Contrairement à l’achat classique où tu ne peux perdre « que » 100% de ton investissement, en vente à découvert, tes pertes sont potentiellement illimitées.

Exemple :

  • Tu shortes un ETF à 100 €
  • Il monte à 200 € : tu perds 100 € (100% de ta mise)
  • Il monte à 300 € : tu perds 200 € (200% de ta mise)
  • Il continue de monter ? Tu continues de perdre…

Sans parler des frais d’emprunt qui grignottent ton capital jour après jour.

La vraie stratégie anti-krach : rester investi

Les investisseurs qui réussissent sur le long terme ne sont pas ceux qui évitent les krachs. Ce sont ceux qui restent investis pendant les krachs.

Quelques chiffres pour illustrer :

  • Si tu avais investi 10 000 € sur le S&P 500 en janvier 2000 (juste avant l’éclatement de la bulle internet), tu aurais environ 45 000 € début 2026, dividendes réinvestis
  • Ça inclut la bulle internet (-50%), la crise de 2008 (-57%), et le Covid (-34%)
  • Multiplier son capital par 4,5 malgré trois krachs majeurs, c’est ça, la puissance du temps et de la patience

La question n’est pas de savoir si un krach va arriver (il arrivera), mais si tu seras capable de rester investi quand il se produira.

C’est pour ça qu’on te recommande de ne jamais investir d’argent dont tu pourrais avoir besoin à court terme.
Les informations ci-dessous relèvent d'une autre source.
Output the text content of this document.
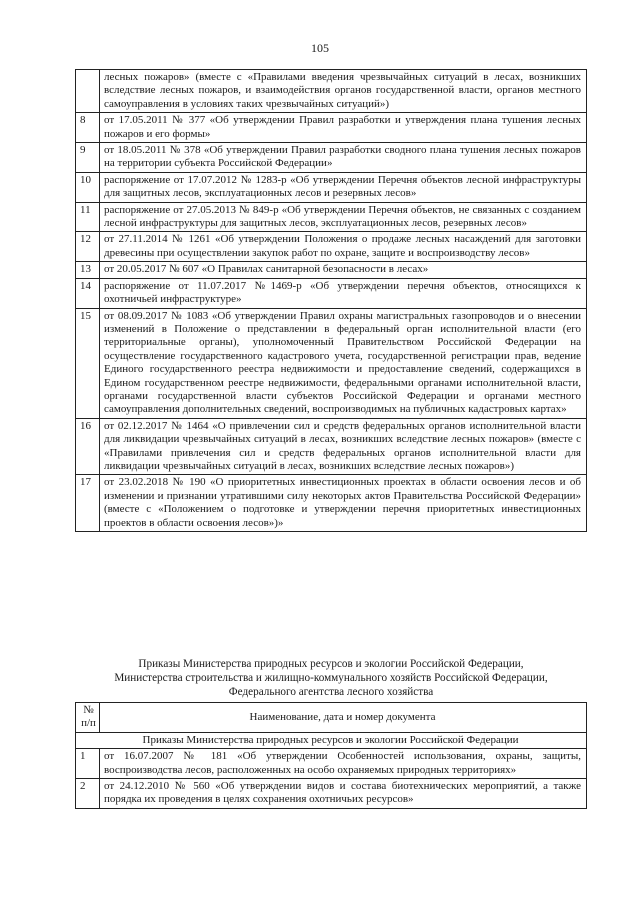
105
	лесных пожаров» (вместе с «Правилами введения чрезвычайных ситуаций в лесах, возникших вследствие лесных пожаров, и взаимодействия органов государственной власти, органов местного самоуправления в условиях таких чрезвычайных ситуаций»)
8	от 17.05.2011 № 377 «Об утверждении Правил разработки и утверждения плана тушения лесных пожаров и его формы»
9	от 18.05.2011 № 378 «Об утверждении Правил разработки сводного плана тушения лесных пожаров на территории субъекта Российской Федерации»
10	распоряжение от 17.07.2012 № 1283-р «Об утверждении Перечня объектов лесной инфраструктуры для защитных лесов, эксплуатационных лесов и резервных лесов»
11	распоряжение от 27.05.2013 № 849-р «Об утверждении Перечня объектов, не связанных с созданием лесной инфраструктуры для защитных лесов, эксплуатационных лесов, резервных лесов»
12	от 27.11.2014 № 1261 «Об утверждении Положения о продаже лесных насаждений для заготовки древесины при осуществлении закупок работ по охране, защите и воспроизводству лесов»
13	от 20.05.2017 № 607 «О Правилах санитарной безопасности в лесах»
14	распоряжение от 11.07.2017 №1469-р «Об утверждении перечня объектов, относящихся к охотничьей инфраструктуре»
15	от 08.09.2017 № 1083 «Об утверждении Правил охраны магистральных газопроводов и о внесении изменений в Положение о представлении в федеральный орган исполнительной власти (его территориальные органы), уполномоченный Правительством Российской Федерации на осуществление государственного кадастрового учета, государственной регистрации прав, ведение Единого государственного реестра недвижимости и предоставление сведений, содержащихся в Едином государственном реестре недвижимости, федеральными органами исполнительной власти, органами государственной власти субъектов Российской Федерации и органами местного самоуправления дополнительных сведений, воспроизводимых на публичных кадастровых картах»
16	от 02.12.2017 № 1464 «О привлечении сил и средств федеральных органов исполнительной власти для ликвидации чрезвычайных ситуаций в лесах, возникших вследствие лесных пожаров» (вместе с «Правилами привлечения сил и средств федеральных органов исполнительной власти для ликвидации чрезвычайных ситуаций в лесах, возникших вследствие лесных пожаров»)
17	от 23.02.2018 № 190 «О приоритетных инвестиционных проектах в области освоения лесов и об изменении и признании утратившими силу некоторых актов Правительства Российской Федерации» (вместе с «Положением о подготовке и утверждении перечня приоритетных инвестиционных проектов в области освоения лесов»)»
Приказы Министерства природных ресурсов и экологии Российской Федерации,
Министерства строительства и жилищно-коммунального хозяйств Российской Федерации,
Федерального агентства лесного хозяйства
№ п/п	Наименование, дата и номер документа
Приказы Министерства природных ресурсов и экологии Российской Федерации	
1	от 16.07.2007 № 181 «Об утверждении Особенностей использования, охраны, защиты, воспроизводства лесов, расположенных на особо охраняемых природных территориях»
2	от 24.12.2010 № 560 «Об утверждении видов и состава биотехнических мероприятий, а также порядка их проведения в целях сохранения охотничьих ресурсов»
Le vrai risque n’est pas la baisse temporaire des marchés, c’est d’être obligé de vendre au mauvais moment.

Conclusion : shorter, c’est pour les autres

La vente à découvert est une technique de trading à court terme, pas une stratégie d’investissement. Elle est complexe, coûteuse, risquée, et généralement interdite ou inaccessible sur les enveloppes que tu utilises.

Et c’est tant mieux. Parce que vouloir profiter des baisses est un réflexe naturel, mais c’est aussi un excellent moyen de saboter ton patrimoine à long terme.

Ta vraie arme contre les krachs ? Un horizon d’investissement long, un DCA régulier, et la patience de laisser le temps faire son travail.

Les marchés finiront toujours par remonter. Ceux qui gagnent sont ceux qui sont encore là pour en profiter.